# Massey Ferguson 165



## MFNJ165 (7 mo ago)

Hello Group,

Need some help on this. I have a 1970 MF 165 gas perkins engine. 
Does it have a generator or an alternator? Been waiting over a week for a manual and want to get this done.
All help is apricated.

Thanks
MFNJ165


----------



## HarveyW (Sep 15, 2014)

Howdy MFNJ165, welcome to the forum.

By 1970 I think Massey Ferguson had gone to alternator with external regulator (as opposed to a 12V generator and external regulator). You can rig up a Delco 10SI one wire alternator (has internal regulator)


----------



## MFNJ165 (7 mo ago)

HarveyW said:


> Howdy MFNJ165, welcome to the forum.
> 
> By 1970 I think Massey Ferguson had gone to alternator with external regulator (as opposed to a 12V generator and external regulator). You can rig up a Delco 10SI one wire alternator (has internal regulator)



Reason I asked, currently has alternator on it but it doesn't line up with main crank and water pump. So at some point it was changed and they put something else in.

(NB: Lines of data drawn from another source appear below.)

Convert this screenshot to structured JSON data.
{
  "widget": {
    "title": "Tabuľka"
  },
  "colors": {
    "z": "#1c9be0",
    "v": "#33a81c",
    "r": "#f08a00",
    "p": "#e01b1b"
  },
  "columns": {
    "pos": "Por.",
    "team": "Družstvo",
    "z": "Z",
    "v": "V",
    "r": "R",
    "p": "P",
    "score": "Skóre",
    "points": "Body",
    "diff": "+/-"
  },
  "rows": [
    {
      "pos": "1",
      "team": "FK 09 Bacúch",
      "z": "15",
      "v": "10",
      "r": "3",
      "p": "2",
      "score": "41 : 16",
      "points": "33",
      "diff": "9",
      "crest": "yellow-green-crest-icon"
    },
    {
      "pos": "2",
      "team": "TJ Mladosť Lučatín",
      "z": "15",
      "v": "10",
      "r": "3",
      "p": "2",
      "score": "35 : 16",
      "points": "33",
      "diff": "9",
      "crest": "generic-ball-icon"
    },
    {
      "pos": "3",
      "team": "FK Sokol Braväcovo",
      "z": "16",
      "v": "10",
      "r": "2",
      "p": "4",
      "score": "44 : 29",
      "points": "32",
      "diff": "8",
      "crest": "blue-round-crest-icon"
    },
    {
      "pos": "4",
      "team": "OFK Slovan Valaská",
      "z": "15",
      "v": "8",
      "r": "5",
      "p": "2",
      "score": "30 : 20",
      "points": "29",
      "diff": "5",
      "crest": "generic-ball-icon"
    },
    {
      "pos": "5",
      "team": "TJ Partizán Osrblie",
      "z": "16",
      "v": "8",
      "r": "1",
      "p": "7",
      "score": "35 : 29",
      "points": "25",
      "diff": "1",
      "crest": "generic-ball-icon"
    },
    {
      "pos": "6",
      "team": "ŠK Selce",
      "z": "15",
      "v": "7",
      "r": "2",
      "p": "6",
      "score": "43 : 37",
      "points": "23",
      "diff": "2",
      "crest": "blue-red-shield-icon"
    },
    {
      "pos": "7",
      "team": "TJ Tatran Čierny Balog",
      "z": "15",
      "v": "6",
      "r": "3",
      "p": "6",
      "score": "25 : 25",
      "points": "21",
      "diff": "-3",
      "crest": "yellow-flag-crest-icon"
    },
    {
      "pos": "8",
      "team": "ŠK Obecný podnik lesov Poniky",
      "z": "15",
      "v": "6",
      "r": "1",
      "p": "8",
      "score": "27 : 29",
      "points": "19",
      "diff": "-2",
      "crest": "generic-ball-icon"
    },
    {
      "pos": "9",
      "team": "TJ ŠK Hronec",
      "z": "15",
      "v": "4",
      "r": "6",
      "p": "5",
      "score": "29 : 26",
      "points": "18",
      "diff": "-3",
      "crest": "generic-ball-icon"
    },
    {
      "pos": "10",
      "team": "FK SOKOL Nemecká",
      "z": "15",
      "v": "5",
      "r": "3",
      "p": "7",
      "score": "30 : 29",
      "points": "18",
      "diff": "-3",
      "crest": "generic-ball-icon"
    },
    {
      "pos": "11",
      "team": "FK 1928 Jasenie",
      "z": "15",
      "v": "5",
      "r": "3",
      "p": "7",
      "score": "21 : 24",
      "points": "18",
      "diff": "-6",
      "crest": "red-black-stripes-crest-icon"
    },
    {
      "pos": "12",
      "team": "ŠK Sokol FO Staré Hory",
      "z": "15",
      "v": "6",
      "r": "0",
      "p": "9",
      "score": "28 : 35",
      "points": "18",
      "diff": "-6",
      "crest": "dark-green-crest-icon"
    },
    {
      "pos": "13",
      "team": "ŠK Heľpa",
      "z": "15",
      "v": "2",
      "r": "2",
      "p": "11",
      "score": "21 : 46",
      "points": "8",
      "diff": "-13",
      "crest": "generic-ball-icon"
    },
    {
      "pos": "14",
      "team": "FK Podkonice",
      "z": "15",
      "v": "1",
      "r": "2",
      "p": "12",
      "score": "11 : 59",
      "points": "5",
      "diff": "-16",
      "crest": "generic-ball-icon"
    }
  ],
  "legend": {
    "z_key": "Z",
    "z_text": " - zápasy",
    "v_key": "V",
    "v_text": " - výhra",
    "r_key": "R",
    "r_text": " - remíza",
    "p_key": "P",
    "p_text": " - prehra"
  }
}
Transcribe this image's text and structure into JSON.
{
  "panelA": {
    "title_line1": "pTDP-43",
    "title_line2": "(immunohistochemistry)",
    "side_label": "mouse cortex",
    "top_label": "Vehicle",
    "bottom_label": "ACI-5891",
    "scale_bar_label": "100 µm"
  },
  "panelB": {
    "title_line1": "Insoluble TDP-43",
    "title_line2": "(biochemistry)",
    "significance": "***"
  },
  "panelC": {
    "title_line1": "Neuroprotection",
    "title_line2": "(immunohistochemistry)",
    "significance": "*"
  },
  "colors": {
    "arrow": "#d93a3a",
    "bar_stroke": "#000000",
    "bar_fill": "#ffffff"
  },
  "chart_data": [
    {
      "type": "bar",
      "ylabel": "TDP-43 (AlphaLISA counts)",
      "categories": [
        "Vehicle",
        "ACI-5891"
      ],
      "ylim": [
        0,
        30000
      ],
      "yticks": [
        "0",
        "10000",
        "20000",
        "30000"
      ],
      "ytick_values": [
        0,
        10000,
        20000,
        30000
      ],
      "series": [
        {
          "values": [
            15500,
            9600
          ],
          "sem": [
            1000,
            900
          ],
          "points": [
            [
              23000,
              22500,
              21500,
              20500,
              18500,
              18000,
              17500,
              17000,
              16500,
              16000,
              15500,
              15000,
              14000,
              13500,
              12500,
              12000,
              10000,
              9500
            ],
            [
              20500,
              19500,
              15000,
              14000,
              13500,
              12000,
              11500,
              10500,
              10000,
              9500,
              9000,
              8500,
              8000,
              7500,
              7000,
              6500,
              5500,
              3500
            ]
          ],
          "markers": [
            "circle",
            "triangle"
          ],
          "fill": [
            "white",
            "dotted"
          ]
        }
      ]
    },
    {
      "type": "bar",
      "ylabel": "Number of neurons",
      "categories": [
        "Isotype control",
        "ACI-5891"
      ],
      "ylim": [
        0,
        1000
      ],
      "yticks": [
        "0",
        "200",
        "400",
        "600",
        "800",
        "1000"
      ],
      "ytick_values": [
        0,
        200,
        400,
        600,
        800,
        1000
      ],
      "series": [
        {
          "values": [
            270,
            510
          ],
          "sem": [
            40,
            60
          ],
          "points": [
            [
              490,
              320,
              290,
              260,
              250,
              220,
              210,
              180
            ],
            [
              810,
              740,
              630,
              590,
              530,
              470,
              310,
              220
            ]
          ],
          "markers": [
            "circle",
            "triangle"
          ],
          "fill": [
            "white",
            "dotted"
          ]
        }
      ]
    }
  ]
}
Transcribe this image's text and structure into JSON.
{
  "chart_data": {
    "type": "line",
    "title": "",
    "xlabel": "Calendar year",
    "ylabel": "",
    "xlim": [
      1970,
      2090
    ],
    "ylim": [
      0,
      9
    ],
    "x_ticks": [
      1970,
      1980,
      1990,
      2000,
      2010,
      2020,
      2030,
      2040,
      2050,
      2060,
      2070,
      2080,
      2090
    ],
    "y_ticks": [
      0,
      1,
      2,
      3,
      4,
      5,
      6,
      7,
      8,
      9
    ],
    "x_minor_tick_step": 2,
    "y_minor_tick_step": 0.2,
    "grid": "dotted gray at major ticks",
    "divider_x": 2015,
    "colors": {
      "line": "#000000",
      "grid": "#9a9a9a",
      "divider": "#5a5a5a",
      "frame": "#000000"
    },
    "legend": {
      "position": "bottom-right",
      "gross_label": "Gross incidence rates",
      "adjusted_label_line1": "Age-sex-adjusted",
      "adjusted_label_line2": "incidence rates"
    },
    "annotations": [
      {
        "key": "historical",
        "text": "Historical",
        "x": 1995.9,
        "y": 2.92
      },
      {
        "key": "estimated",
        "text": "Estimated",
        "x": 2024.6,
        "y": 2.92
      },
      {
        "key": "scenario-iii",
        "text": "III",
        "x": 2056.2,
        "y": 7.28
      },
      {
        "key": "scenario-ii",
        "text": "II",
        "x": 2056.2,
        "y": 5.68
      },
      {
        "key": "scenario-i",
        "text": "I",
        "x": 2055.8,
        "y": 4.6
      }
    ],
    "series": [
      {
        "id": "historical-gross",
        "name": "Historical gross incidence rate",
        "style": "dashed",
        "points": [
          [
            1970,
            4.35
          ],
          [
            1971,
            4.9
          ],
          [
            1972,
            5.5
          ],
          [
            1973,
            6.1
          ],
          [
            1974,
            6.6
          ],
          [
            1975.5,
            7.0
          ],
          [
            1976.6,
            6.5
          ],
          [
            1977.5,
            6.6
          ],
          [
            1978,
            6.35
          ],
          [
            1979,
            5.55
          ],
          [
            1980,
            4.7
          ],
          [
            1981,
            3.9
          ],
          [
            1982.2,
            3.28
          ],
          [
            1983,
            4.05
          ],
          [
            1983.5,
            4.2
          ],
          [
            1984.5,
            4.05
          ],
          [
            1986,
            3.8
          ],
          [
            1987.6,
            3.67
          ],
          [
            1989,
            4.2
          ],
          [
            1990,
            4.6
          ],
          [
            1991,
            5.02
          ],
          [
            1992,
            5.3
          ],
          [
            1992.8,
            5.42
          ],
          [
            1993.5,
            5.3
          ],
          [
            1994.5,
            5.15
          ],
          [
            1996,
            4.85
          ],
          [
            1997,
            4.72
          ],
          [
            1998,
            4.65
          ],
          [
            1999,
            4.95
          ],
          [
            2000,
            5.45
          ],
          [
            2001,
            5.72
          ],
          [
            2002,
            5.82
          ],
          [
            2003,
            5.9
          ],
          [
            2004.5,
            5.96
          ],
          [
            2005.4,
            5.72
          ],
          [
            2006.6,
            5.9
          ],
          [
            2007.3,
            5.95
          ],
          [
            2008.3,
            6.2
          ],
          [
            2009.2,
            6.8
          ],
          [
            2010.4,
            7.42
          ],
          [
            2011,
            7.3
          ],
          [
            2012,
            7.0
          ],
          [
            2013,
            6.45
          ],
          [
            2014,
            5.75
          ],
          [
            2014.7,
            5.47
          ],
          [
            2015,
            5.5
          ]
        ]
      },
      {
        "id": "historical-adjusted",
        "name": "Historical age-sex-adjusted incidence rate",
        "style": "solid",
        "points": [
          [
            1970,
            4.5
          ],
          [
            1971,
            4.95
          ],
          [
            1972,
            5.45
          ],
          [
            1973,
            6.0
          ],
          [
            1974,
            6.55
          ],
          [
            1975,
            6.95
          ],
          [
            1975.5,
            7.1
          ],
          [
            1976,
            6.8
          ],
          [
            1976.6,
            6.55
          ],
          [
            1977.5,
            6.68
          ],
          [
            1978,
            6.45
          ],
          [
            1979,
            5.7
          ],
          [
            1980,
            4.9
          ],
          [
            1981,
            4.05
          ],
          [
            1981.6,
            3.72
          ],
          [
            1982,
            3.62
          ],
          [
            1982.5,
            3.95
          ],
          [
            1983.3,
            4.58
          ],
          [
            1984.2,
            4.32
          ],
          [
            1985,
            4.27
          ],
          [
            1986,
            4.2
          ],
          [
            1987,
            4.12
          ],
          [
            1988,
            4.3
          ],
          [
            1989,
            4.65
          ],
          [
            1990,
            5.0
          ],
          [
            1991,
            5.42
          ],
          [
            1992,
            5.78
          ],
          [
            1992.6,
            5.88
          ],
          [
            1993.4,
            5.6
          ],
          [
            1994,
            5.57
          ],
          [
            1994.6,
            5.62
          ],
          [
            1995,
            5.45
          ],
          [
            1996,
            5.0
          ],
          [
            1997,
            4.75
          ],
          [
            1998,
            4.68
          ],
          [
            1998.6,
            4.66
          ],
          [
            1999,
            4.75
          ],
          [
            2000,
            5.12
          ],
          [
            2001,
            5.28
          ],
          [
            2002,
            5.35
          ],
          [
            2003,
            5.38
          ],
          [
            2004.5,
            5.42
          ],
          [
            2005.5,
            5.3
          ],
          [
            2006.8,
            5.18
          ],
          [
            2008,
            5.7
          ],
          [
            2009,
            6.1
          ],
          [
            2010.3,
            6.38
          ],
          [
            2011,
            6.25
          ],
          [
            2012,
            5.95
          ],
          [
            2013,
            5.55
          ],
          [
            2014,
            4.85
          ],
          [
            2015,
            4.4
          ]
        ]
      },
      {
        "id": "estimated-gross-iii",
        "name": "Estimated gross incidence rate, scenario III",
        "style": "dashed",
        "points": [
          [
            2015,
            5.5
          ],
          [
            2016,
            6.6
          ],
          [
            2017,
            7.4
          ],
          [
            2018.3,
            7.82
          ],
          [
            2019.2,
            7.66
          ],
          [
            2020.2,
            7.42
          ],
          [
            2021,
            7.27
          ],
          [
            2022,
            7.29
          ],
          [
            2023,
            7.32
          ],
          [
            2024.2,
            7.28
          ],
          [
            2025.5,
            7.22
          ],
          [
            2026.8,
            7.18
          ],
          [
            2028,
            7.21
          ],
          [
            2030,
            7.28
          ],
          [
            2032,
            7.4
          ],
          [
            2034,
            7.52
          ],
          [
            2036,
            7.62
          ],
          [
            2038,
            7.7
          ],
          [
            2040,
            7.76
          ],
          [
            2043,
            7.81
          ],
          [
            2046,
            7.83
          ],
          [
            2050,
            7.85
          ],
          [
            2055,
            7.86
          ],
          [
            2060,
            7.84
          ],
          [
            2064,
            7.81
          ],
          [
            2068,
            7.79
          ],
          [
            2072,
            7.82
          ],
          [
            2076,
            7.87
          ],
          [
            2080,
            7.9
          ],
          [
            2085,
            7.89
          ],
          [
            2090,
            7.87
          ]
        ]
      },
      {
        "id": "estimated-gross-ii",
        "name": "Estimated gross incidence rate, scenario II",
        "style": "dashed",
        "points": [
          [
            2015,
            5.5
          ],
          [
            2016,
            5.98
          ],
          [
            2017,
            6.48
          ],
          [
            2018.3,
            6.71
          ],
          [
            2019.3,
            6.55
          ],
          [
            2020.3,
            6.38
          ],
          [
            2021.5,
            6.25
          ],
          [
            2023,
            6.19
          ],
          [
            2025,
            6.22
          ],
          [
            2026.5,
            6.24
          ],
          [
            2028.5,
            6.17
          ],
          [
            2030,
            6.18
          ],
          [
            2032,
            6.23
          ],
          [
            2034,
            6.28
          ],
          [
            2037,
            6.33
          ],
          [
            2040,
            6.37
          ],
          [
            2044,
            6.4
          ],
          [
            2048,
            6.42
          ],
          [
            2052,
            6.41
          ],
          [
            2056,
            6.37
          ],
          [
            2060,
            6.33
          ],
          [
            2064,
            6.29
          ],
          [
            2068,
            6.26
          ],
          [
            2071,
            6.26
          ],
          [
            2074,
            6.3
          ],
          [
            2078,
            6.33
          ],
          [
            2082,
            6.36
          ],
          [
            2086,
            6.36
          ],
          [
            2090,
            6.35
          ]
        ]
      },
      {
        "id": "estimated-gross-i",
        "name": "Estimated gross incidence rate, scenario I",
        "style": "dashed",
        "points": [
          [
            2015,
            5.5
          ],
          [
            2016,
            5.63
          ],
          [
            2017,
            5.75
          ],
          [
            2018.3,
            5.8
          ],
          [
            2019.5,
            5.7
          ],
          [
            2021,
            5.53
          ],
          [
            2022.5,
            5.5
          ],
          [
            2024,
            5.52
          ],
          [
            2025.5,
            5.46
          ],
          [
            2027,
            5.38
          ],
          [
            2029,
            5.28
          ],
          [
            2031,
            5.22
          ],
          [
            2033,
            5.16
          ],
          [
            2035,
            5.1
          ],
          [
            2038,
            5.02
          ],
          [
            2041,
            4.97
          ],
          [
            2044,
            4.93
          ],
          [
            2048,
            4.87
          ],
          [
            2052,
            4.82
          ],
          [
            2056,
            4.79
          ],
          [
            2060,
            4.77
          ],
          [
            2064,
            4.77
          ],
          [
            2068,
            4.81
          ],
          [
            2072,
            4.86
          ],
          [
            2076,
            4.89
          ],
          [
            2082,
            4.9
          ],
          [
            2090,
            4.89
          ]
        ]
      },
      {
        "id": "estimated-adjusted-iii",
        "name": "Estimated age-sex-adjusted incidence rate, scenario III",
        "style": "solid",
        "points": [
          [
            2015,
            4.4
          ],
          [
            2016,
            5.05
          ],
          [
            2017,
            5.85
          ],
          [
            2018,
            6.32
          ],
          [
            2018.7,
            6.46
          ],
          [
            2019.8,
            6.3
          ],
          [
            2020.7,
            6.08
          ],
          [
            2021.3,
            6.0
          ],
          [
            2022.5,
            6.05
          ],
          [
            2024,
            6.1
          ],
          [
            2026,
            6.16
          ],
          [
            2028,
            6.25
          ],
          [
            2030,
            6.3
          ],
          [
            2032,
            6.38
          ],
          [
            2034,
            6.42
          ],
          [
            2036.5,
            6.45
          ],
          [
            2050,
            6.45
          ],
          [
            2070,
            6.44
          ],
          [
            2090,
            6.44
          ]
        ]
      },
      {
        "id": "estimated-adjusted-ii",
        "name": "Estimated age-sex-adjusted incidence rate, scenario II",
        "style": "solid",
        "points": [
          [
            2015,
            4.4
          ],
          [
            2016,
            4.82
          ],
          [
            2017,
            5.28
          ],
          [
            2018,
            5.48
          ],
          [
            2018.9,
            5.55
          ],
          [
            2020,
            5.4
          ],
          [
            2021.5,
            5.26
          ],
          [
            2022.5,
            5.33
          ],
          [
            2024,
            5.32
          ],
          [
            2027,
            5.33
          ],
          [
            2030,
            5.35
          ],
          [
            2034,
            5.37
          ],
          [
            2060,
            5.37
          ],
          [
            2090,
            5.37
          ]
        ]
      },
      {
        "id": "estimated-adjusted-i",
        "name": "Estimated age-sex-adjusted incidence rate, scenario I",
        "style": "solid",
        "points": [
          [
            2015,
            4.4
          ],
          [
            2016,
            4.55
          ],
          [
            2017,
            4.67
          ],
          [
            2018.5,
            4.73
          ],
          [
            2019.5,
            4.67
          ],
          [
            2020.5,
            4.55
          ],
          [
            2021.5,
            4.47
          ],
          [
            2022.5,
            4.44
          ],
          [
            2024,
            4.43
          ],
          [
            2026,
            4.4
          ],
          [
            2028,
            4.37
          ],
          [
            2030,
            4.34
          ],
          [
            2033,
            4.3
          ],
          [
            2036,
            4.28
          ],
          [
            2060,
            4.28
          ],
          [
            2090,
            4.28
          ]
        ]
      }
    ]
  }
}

Thanks HarveyW. for the info
Btw your tractor looks great. Where did you get the rims for it?
I have the four rail rear rims with calcium and they're shot and want to change to regular rims.


----------



## HarveyW (Sep 15, 2014)

Rims came with the tractor, bought it used. Sold it years ago. It was a great tractor, great memory. No calcium chloride in rear tires


----------